From an early age, Jones was interested in self-reinvention, which took shape not only in his image, but also with his music and name. In June 1964, he released his first record, a stomping rocker called "Liza Jane." The single was credited to Davie Jones and the King Bees. In March 1965, a second single, "I Pity the Fool," was issued, this time under the group name of the Manish Boys.
In August of that year, Jones' third single appeared, along with another new moniker: Davy Jones and the Lower Third. By early 1966, the transformation was almost complete when the single "Can't Help Thinking About Me" was released under the name David Bowie With the Lower Third. The final play of the name game was completed in 1966, when "Do Anything You Say" was released in April and "I Dig Everything" in August, and both were credited simply to David Bowie.

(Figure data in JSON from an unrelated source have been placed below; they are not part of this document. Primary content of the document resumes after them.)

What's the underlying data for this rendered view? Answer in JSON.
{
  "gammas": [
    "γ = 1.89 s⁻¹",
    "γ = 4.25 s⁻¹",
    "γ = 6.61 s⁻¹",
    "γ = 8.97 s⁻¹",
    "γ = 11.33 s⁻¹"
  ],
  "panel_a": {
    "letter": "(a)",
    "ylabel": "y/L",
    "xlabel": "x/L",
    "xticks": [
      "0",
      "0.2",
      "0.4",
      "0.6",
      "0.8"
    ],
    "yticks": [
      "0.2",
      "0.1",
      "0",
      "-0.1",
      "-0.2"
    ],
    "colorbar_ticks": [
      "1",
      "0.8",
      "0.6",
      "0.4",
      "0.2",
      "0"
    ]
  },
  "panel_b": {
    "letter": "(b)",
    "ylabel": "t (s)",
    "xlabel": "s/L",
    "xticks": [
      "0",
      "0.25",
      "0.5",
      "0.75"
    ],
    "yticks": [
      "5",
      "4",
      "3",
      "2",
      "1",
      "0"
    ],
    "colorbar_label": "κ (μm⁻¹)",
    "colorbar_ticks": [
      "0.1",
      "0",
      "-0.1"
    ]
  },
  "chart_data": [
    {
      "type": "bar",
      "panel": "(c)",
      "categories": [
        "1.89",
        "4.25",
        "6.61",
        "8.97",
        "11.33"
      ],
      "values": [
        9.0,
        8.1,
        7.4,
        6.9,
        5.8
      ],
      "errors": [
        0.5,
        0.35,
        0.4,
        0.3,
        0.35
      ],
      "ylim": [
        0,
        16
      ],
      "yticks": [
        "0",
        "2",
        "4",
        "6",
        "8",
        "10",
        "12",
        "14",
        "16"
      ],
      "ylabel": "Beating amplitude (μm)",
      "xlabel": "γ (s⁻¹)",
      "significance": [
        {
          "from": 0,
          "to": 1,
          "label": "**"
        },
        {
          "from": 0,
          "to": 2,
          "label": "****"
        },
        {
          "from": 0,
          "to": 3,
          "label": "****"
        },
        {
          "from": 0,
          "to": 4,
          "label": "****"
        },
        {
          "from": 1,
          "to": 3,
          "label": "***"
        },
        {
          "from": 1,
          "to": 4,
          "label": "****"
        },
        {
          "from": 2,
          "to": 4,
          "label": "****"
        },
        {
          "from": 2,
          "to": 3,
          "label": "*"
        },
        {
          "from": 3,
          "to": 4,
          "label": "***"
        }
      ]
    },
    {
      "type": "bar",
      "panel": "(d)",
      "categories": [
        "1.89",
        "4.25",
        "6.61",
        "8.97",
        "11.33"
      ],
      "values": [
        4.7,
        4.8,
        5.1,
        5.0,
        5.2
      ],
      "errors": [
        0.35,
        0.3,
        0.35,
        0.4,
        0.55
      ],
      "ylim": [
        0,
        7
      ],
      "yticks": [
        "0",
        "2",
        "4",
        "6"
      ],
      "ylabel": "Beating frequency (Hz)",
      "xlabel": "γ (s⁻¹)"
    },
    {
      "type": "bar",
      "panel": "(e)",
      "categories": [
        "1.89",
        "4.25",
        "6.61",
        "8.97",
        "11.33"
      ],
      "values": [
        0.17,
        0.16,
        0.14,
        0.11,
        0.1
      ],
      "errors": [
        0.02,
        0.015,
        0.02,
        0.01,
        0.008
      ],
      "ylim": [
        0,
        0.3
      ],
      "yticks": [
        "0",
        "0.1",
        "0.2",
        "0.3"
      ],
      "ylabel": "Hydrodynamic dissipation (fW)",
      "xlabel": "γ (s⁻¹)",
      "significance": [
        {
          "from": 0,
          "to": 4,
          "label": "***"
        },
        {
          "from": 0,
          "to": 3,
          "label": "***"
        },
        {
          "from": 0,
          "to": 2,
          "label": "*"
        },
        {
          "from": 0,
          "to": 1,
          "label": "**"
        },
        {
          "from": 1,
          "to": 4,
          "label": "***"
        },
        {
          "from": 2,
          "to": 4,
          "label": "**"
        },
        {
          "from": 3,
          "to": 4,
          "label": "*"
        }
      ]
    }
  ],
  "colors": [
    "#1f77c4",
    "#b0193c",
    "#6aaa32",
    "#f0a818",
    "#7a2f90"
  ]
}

For years, the story was that Jones became Bowie so he wouldn't be confused with the other Davy Jones. But Bowie's new name was in place before anyone knew who the Monkees were. "Last Train to Clarksville," the group's first single, wasn't released until August 1966; the TV show premiered a month later. Even though David Jones, before he was a Monkee, put out an album under his own name in 1965, it was released only in the U.S. and wasn't a huge seller. There's little chance that the future David Bowie was even aware of it. According to legend, he named himself after Jim Bowie, the American pioneer who was handy with a knife.
Still, in 1967, the singer replied to a letter from a fan who wanted to start a U.S. fan club. One of the questions he answered was one about his name. "My real name is David Jones," he wrote, "and I don't have to tell you why I changed it."